The Solitary Cyclist

On the bike at the gym, aggrieved, I formulate my thoughts. It’s 6.30pm on a Monday evening and really I oughtn’t to be at the gym, overtired and in pain and in a bad mood. On any other Monday I would be on the bus home from the office. But I’m not.
Up at 8am, not feeling too ghastly, at the office a bit late but nothing drastic. Settle into my work. My whole right side is throbbing with pain and I’ve taken my codeine but somehow the pain is worse and the swelling around the implant seems more pronounced. Staring at the work I’m meant to be doing, I round up my thoughts. It’s OK, I tell myself. I’ve been doing this job for ten years now: I’ve got through a day of work when I’m depressed, psychotic, when I haven’t slept, when, basically, I’ve been in a far worse state than I am now.
As the minutes tick by I realise that it’s no good. Basic things become impossible. The seconds stretch into minutes and the minutes become lengths of time that I can’t handle, can’t process. And over everything there’s a fuzzy blanket of incompetence. And I take more painkillers but the pain snowballs until I’m staring at a blank screen whilst needles of pain stab down my right side and then I’m crying and I’ve had enough and I tell my boss that I have to go and she’s lovely about it but I just feel awful for worrying her and inconveniencing everyone and it’s raining now, of course, and my umbrella’s at home.

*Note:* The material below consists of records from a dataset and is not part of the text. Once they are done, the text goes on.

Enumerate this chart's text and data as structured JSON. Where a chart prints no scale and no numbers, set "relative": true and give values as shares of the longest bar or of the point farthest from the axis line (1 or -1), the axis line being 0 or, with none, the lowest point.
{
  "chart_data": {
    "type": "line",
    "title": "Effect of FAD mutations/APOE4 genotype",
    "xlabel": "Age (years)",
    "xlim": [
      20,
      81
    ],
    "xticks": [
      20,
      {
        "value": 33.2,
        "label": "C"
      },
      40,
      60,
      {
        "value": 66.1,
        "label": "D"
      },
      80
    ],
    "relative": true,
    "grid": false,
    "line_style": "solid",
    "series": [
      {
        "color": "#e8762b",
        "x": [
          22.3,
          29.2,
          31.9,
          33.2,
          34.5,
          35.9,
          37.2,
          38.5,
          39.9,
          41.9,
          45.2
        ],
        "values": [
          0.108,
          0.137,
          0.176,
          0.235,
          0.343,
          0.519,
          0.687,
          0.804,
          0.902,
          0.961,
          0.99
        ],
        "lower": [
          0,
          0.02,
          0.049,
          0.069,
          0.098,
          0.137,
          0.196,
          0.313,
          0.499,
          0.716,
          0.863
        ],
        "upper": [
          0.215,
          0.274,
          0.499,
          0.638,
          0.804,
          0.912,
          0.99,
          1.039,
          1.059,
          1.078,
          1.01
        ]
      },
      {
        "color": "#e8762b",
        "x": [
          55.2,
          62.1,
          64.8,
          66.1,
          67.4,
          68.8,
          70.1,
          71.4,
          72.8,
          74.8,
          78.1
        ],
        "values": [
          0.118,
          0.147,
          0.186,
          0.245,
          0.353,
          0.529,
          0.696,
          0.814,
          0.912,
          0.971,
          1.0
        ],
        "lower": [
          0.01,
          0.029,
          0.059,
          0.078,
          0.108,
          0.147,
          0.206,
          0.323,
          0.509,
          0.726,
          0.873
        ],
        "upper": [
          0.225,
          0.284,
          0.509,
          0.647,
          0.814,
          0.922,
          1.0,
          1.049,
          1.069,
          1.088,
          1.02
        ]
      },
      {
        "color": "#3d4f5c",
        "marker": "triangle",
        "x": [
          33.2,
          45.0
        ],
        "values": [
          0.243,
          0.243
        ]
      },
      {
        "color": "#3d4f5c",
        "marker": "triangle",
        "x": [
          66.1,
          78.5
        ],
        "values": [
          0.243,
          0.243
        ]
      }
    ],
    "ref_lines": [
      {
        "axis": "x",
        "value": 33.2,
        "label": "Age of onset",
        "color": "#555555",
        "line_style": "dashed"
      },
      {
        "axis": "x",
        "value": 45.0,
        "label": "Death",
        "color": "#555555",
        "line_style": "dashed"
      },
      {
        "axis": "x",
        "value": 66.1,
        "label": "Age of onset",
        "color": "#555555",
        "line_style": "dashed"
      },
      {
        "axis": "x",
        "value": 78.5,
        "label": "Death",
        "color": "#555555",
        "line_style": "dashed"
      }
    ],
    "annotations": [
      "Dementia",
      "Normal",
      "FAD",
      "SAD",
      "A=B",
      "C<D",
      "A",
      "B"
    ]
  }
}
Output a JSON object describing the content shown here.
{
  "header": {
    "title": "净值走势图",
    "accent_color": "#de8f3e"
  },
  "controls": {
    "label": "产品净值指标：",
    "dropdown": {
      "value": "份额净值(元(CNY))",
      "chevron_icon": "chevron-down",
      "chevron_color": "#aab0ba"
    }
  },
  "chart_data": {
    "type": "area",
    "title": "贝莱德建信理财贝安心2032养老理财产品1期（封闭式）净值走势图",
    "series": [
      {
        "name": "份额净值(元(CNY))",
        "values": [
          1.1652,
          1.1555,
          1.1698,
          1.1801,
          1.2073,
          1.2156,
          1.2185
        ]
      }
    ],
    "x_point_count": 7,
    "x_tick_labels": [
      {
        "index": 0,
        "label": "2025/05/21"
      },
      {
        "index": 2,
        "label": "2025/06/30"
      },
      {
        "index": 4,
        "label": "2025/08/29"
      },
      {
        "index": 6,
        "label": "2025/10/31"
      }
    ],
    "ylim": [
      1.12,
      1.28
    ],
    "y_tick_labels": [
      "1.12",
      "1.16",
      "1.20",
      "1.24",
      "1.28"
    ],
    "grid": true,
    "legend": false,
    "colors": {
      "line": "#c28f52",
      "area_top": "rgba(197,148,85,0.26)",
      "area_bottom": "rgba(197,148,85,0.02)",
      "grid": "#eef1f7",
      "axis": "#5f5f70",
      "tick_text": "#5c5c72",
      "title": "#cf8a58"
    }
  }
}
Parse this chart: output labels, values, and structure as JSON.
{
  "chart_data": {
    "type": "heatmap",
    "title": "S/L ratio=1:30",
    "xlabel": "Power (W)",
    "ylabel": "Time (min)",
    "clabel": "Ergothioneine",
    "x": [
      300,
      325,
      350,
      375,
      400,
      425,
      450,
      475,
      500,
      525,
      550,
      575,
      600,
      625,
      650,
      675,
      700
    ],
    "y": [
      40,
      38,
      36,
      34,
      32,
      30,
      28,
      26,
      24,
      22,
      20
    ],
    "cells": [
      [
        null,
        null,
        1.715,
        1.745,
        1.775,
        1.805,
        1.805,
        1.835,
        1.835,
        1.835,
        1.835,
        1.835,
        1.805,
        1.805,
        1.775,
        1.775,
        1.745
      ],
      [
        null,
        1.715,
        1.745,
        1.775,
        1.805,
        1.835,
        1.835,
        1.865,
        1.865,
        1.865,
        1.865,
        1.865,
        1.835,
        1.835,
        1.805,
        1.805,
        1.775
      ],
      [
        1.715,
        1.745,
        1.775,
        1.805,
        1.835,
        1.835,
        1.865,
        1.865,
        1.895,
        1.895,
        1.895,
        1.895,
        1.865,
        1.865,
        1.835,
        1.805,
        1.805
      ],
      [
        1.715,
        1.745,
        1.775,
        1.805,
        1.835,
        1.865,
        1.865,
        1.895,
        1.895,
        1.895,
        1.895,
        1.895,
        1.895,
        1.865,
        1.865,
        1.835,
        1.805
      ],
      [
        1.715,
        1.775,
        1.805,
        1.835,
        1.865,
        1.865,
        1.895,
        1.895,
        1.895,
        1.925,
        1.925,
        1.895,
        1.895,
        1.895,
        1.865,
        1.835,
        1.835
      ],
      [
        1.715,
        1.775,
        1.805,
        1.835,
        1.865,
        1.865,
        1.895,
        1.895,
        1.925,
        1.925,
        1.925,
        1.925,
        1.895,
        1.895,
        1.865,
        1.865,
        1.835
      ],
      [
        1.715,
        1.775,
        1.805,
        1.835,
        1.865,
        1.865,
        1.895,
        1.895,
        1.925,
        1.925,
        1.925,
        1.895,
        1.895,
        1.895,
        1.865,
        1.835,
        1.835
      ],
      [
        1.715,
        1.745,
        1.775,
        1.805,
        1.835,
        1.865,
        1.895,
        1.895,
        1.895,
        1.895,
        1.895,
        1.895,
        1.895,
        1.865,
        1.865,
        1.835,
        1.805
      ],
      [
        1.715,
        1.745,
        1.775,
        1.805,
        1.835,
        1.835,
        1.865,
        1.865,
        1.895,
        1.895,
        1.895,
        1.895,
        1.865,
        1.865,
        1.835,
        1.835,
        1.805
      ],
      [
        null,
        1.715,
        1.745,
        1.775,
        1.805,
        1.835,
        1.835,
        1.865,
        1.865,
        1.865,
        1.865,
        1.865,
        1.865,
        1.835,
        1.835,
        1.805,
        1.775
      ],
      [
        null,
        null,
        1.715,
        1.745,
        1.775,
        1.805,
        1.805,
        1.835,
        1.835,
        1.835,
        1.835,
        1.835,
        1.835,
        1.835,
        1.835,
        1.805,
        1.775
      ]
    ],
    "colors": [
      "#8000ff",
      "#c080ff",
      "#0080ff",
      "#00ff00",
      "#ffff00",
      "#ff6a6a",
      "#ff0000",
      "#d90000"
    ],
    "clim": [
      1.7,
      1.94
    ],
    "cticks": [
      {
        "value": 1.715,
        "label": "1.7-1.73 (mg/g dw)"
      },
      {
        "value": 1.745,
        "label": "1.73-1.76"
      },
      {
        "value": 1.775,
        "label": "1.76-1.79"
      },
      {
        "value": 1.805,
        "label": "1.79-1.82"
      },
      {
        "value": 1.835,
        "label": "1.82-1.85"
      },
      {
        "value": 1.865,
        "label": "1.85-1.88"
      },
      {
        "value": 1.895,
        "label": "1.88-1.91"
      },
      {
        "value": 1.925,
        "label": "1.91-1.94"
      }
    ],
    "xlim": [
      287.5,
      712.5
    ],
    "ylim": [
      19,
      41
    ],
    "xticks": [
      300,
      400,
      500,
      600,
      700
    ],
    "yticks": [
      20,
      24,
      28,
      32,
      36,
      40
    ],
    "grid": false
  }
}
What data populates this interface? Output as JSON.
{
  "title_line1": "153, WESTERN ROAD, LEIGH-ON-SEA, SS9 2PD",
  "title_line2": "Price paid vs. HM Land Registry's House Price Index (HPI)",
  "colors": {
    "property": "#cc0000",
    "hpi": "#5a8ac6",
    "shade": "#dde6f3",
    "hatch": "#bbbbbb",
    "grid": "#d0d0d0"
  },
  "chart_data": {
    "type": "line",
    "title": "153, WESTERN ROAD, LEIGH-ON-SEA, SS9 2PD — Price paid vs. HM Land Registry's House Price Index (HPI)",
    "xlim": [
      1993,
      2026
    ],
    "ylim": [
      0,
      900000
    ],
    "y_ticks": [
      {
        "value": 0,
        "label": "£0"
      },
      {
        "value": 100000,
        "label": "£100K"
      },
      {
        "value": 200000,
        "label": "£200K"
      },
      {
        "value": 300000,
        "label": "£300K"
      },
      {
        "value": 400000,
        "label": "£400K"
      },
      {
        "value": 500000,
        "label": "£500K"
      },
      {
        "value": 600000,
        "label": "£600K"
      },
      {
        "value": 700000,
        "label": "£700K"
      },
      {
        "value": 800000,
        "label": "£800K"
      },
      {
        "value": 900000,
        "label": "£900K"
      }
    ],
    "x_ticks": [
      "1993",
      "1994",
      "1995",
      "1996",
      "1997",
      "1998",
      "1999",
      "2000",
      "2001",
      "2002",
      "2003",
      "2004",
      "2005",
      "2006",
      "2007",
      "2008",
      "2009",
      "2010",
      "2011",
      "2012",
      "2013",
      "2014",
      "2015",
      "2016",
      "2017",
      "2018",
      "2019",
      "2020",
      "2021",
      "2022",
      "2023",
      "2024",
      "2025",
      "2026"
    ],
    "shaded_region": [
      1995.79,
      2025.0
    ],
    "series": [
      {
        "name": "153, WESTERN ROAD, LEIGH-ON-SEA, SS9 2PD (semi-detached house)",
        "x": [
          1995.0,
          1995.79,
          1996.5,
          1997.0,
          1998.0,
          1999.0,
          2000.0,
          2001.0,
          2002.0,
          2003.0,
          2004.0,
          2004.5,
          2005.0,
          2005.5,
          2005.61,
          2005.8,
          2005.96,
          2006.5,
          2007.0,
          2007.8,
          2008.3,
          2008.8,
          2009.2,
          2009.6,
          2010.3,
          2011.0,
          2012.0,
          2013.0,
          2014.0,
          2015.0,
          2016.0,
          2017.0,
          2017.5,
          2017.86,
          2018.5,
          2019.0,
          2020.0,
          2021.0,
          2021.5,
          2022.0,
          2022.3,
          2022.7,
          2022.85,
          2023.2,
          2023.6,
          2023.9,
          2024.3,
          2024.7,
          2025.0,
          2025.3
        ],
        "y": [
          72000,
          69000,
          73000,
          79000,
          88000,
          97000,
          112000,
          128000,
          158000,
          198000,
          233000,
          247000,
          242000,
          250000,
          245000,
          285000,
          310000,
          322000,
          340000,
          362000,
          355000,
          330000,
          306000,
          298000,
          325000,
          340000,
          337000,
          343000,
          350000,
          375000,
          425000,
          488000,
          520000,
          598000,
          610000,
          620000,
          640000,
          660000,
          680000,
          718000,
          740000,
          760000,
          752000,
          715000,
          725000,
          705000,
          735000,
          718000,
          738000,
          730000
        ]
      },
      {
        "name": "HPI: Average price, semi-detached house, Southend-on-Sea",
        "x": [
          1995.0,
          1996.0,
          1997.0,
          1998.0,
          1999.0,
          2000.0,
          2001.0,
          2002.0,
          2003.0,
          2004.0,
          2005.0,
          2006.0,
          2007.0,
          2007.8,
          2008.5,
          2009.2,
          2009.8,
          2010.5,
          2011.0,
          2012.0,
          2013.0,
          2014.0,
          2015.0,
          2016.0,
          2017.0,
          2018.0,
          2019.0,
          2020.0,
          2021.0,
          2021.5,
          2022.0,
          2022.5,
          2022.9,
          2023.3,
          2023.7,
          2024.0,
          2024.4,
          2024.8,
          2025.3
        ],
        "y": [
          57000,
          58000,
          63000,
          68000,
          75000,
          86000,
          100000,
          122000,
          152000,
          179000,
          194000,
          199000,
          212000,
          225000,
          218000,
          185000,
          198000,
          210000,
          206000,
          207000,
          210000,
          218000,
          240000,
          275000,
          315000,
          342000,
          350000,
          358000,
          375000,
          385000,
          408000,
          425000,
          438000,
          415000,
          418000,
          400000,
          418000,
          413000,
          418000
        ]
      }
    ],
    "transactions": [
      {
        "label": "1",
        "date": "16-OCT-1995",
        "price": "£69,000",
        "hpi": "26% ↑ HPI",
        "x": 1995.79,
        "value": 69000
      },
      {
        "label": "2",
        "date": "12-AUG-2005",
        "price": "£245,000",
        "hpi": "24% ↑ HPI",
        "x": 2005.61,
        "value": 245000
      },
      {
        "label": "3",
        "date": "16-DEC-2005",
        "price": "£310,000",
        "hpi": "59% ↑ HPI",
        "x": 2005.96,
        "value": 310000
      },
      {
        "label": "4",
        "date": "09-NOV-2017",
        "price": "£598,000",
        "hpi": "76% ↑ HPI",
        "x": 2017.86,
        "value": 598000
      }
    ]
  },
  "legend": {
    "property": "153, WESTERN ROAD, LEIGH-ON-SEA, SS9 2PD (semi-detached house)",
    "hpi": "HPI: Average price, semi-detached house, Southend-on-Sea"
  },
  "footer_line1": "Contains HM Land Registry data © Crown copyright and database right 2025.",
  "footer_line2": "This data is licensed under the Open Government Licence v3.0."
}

My boss drives me to the bus stop and for once there’s a bus almost immediately. Collapsing into a seat, I take my phone out.
Logging into my Tinder, there are some new matches and even new messages. There are a couple of messages from a 30 year old American banker who likes running and sounds very sweet. The one from yesterday – who asked for a surprise and I sent him an octopus – messages back to say “I warn you I put octopus in a salad”.
Me: “I didn’t realise he’d be in fear of his life. Here’s a dragon. You can’t put him in a salad.
That one turns out to be a banker too.
Possibly the most interesting new chap is a 31 year old Austrian who says he’s an architect.
Anyway – it’s nice to have some new pots on the boil. I’ve got tomorrow to recover and then there’s Lemur Boy on Wednesday.

Sitting on the bike, peddling slowly, I start to feel better. Even though I’m hardly doing anything at the gym, just being here calms me. As I turn the pedals round on the bike, I don’t feel too bad. I’m not on my own and yet, of course, I don’t have to talk to anyone. And I’ve achieved a few stomach exercises and some kettle-bells and a couple of weights machines. Nothing involving my damaged right side of course.
Seven o’clock approaches when my beloved Suzie will pick me up. Things aren’t so terrible, I think, as I pick up my water bottle and make my way to the changing room.